A medição mais rigorosa foi realizada em 1999 pela National Geographic Society, e dirigida pelo geógrafo e cartógrafo Bradford Washburn. O trabalho levou quatro temporadas de escalada coletando dados – as expedições que faziam parte do estudo instalavam balizas de posicionamento na montanha e realizaram medições prévias.
Mas foi com a Millenium Expedition, da qual fez parte um dos montanhistas mais gente boa do circuito, Pete Athans ( um veterano do Everest, que ama a montanha, sua região, a cultura e a religiosidade dos sherpas e até fala nepalês) que a mais precisa medição da altitude desta montanha foi realizada.
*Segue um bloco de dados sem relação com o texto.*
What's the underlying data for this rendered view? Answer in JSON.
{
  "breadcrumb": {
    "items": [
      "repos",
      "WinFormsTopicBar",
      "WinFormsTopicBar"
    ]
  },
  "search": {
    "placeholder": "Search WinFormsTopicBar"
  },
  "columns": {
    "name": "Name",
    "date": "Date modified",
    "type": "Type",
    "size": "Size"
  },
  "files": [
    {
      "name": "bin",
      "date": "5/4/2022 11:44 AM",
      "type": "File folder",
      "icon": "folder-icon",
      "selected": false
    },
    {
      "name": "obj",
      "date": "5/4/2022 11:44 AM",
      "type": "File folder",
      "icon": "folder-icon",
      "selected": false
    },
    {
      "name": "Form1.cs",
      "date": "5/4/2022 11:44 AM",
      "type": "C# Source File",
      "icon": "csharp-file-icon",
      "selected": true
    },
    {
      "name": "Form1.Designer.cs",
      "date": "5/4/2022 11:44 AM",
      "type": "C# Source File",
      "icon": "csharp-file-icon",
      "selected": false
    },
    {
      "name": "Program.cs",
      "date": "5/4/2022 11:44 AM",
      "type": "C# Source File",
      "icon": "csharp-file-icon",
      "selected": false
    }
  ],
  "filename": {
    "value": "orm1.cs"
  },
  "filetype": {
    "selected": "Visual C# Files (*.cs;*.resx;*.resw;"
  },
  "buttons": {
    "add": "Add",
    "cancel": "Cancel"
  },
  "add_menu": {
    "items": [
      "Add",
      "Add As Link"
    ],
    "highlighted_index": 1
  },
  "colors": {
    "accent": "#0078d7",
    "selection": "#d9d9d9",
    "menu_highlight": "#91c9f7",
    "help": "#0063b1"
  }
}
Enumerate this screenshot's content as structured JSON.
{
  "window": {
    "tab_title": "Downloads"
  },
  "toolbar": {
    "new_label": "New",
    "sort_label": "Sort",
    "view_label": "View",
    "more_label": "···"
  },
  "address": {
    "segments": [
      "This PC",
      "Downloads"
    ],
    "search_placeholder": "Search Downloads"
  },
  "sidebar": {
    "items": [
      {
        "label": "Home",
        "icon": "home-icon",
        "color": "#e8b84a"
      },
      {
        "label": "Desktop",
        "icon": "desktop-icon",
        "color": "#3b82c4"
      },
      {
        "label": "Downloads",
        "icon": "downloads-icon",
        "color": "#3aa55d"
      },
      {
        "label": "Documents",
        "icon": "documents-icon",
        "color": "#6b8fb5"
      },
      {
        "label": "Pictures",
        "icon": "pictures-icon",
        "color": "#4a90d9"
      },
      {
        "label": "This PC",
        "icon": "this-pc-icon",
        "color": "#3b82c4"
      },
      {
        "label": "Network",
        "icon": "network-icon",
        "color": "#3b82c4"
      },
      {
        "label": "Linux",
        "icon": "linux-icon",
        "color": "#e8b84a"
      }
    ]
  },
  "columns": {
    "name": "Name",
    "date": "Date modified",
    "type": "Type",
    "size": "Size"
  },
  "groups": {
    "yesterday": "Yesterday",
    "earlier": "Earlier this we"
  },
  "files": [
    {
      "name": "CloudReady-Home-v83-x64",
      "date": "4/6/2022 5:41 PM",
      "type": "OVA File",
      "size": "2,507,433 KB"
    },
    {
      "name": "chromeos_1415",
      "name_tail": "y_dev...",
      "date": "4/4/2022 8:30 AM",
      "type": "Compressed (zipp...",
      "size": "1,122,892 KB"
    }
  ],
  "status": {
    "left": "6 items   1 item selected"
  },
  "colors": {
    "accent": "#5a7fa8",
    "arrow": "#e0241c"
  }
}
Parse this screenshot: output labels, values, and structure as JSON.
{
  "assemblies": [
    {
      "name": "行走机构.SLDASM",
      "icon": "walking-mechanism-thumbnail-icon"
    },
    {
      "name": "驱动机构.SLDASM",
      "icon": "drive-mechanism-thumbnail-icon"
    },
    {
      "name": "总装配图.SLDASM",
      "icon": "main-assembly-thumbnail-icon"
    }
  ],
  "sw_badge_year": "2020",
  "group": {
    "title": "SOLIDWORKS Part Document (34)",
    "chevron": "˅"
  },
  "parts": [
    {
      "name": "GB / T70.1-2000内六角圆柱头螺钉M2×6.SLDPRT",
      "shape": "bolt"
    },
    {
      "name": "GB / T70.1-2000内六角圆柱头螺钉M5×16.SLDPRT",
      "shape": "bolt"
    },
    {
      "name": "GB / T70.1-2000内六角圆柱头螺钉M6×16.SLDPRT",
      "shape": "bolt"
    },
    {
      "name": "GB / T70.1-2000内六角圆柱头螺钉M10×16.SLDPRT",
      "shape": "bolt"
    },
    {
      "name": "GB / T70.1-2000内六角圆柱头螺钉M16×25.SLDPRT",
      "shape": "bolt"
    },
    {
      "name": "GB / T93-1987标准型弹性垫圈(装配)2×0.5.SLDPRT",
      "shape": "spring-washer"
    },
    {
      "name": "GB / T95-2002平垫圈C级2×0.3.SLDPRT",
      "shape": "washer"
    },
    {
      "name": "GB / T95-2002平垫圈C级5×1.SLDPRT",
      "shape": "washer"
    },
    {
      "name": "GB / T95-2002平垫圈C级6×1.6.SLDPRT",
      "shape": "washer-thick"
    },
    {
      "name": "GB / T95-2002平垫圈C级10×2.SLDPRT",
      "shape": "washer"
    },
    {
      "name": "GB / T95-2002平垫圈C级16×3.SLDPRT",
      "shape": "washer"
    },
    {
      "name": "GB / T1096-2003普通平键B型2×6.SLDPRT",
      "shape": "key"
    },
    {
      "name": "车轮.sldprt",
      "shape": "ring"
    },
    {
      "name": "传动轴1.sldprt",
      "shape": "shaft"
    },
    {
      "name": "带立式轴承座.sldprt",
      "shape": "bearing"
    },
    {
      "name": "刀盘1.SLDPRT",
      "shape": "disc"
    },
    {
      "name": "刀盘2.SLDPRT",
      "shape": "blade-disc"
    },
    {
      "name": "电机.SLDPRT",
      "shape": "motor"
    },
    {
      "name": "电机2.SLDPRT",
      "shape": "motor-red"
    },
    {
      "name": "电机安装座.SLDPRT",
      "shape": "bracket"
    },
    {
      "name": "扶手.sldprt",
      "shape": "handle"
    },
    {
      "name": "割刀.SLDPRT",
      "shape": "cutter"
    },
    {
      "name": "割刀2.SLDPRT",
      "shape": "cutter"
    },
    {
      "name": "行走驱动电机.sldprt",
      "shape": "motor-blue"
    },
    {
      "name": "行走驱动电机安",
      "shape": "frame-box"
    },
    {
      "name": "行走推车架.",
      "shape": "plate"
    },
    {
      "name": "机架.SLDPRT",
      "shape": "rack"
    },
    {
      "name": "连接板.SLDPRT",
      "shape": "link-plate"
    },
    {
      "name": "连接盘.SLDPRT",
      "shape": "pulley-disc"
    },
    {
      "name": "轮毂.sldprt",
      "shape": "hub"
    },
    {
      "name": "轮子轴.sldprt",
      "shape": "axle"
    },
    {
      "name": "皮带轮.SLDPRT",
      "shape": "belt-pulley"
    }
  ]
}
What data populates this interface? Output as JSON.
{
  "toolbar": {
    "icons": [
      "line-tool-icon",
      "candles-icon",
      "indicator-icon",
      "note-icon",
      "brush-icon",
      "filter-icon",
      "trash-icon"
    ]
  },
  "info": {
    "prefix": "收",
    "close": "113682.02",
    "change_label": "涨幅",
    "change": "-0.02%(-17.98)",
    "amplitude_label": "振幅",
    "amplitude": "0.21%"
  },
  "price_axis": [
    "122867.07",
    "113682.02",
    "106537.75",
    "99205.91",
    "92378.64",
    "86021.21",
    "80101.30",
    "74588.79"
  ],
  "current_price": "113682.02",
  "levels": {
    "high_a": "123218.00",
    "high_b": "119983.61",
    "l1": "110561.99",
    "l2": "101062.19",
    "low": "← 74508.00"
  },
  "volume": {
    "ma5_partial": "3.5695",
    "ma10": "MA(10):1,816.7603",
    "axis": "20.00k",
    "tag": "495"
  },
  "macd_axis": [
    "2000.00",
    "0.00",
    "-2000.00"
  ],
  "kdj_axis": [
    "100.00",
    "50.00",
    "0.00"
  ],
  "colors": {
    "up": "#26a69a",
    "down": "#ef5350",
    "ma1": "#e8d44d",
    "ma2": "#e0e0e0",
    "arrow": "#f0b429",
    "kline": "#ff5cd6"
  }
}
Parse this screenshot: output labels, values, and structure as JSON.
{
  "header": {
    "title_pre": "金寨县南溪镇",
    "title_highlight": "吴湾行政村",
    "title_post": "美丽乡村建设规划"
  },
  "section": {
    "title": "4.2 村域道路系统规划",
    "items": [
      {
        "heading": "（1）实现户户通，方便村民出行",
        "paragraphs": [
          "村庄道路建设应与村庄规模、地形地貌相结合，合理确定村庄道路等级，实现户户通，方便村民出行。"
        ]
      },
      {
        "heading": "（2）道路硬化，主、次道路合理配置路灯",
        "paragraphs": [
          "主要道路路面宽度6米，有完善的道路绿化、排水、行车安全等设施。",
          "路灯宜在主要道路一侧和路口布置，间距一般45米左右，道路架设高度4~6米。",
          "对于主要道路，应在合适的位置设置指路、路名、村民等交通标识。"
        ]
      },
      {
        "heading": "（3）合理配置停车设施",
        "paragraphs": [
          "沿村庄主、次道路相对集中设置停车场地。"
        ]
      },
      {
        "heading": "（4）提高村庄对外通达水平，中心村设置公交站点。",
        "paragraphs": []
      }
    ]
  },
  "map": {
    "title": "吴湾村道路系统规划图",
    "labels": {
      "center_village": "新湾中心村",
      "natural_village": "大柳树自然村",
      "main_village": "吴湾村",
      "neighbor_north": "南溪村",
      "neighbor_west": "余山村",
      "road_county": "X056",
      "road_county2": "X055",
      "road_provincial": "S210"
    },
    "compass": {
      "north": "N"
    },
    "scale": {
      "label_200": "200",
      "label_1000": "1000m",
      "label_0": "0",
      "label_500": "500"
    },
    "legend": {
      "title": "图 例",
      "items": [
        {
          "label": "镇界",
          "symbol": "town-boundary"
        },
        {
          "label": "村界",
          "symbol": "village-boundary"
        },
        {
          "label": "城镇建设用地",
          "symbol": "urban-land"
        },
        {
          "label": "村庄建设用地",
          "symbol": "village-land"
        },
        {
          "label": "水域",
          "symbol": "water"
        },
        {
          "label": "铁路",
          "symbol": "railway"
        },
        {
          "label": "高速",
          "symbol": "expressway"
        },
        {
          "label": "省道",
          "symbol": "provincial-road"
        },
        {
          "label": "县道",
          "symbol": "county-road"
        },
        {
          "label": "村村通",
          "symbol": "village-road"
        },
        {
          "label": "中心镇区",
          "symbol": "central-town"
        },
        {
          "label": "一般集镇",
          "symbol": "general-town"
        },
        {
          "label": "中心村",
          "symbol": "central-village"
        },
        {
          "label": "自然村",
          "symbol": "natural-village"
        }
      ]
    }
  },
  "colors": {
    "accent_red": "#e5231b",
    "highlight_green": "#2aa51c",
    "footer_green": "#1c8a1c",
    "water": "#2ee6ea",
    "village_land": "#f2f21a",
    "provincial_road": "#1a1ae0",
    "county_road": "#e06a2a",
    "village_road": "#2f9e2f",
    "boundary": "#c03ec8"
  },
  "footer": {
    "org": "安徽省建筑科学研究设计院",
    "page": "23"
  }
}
Com a ajuda de cinco sherpas, Athans e outros alpinistas levaram ao cume um complexo equipamento de GPS – e de lá, em 5 de maio de 1999, estabeleceram comunicação com quatro satélites que orbitavam sobre o pico durante 50 minutos.
Pete Athans, um dos mais respeitados montanhistas do Everest - inclusive pelos sherpas, pela proximidade que mantém com a cultura e a religião nepalesa
O equipamento de GPS continua instalado em vários pontos da montanha, como as "agulhas" no Colo Sul
Enquanto Athans transmitia os dados do topo, um outro GPS, instalado no Colo Sul, utilizou-se destes mesmos sinais para confirmar os dados.
Pelos cálculos desta medição, constatou-se que o Everest é dois metros mais alto do que se pensava até então: 8.850 metros de altitude.
Mas muitos contestam e outros não aceitam este número. O Governo do Nepal, por exemplo, ainda utiliza os dois metros a menos como a altitude oficial. Os que contestam a medição apontam para a capa de neve que se acumula nas montanhas himalaias, segundo o clima de cada temporada, que pode elevar ou diminuir em alguns metros até determinados pontos das montanhas.
O que é incrível é a precisão dos cálculos realizados de forma bastante rudimentar há mais de dois séculos. Sem a tecnologia de que dispomos hoje e, pior, sem nunca ter chegado próximo da montanha – muitas das medições foram realizadas da Índia, a centenas de quilômetros de distância!
Uma história sobre esse período é emocionante. O bengali Radhanath Shikhar era um mero auxiliar do Great Trogonometrical Survey, o Serviço Topográfico Britânico na Índia. Um belo dia, estava no escritório do Serviço quando cálculos realizados a partir das medições tomadas pelas estações topográficas instaladas pelo Norte da Índia começaram a saltar aos seus olhos. Ele refez os cálculos. E de novo. E mais uma vez. E em todas as vezes os resultados eram idênticos.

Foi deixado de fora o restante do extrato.